Dawa Tsering, 56, cursed his mother for dragging him out on a freezing February morning in 1959 to see a bright young Tibetan man pass by his house with scores of followers. It didn’t take long for Dawa to know who the man was and why he had come from the land of the Gemi – a derogatory Monpa tribal term for the Chinese.
Dawa reached Tawang, 105 km southwest of his village Shok-Tsan, Saturday evening to catch a glimpse of the same man – the 14th Dalai Lama. He couldn’t, as the spiritual head of Mahayana Buddhism drove past in a silver-gray Toyota Fortuner with tinted glasses.
"My village by the river Ngamjang Chu is half a day’s walk from the Kentse Mani post (on the India-China border) from where he entered India fifty years ago," said Dawa, adding he would now have to stay back another day to see the Dalai Lama.
Tenzin Delek, 30, missed the Dalai Lama the last time he came here in 2003. So he trekked for three days from his village Mago near the border with Bhutan to the west. It didn’t matter for Tenzin that he couldn’t see the Dalai Lama meandering past a sea of humanity from the helipad 8 km downtown. "I know he saw me, and blessed my child from inside the car," said the man who had held his five-year-old son aloft as the SUV approached.
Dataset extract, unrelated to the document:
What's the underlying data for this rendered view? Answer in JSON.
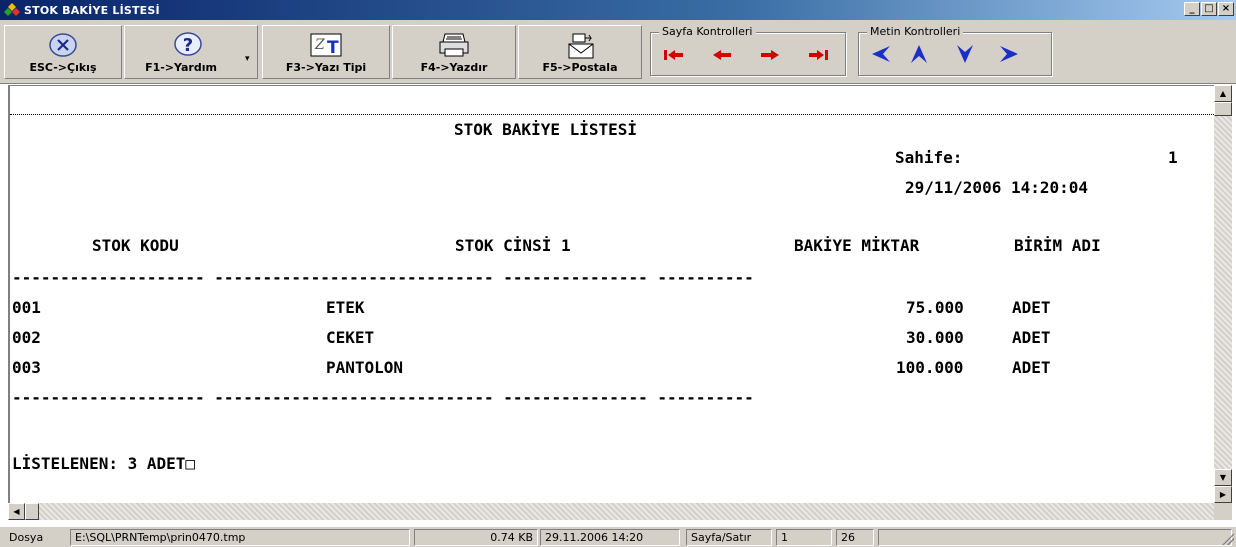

Dawa and Tenzin were among some 11,000 people including 500 Bhutanese who lined up the road from the helipad to the Gaden Namgyal Lhatse or Tawang Monastery. It was quite a spectacle for a 2,085 sq km district that has only 38,924 people.
For the local Monpa and Sherdukpen tribal people, the Dalai Lama's arrival was akin to attaining moksha. But for hundreds of Tibetan refugees living here and elsewhere in the Northeast, it was an emotional issue.
"Whenever we see him, we feel we are closer to the homeland the Chinese drove us away from," said 62-year-old Lhakpa Chokyi, a Tibetan refugee from Nagaland's capital Kohima. "I prayed for him - and our homeland - as he drove past."
As the Dalai Lama’s high-security motorcade comprising 30 vehicles passed through the town en route to the monastery, people chanted "om mani padme hum" – the sacred mantra of the Avaloketesvara. Hours before the civilian chopper landed around 10.30 am at the helipad 8 km downtown, the people lined up the street holding either a khada - traditional silk cloth - or a bunch of incense sticks.
The Dalai Lama drove straight to the 400-year old Tawang Monastery to first inaugurate the new museum building and the school library in the monastery campus. After the monks of the monastery welcomed him to the sacred hoots of the tunching, a five-foot long Monpa trumpet, he offered prayers in the dukhang or main prayer hall of the monastery.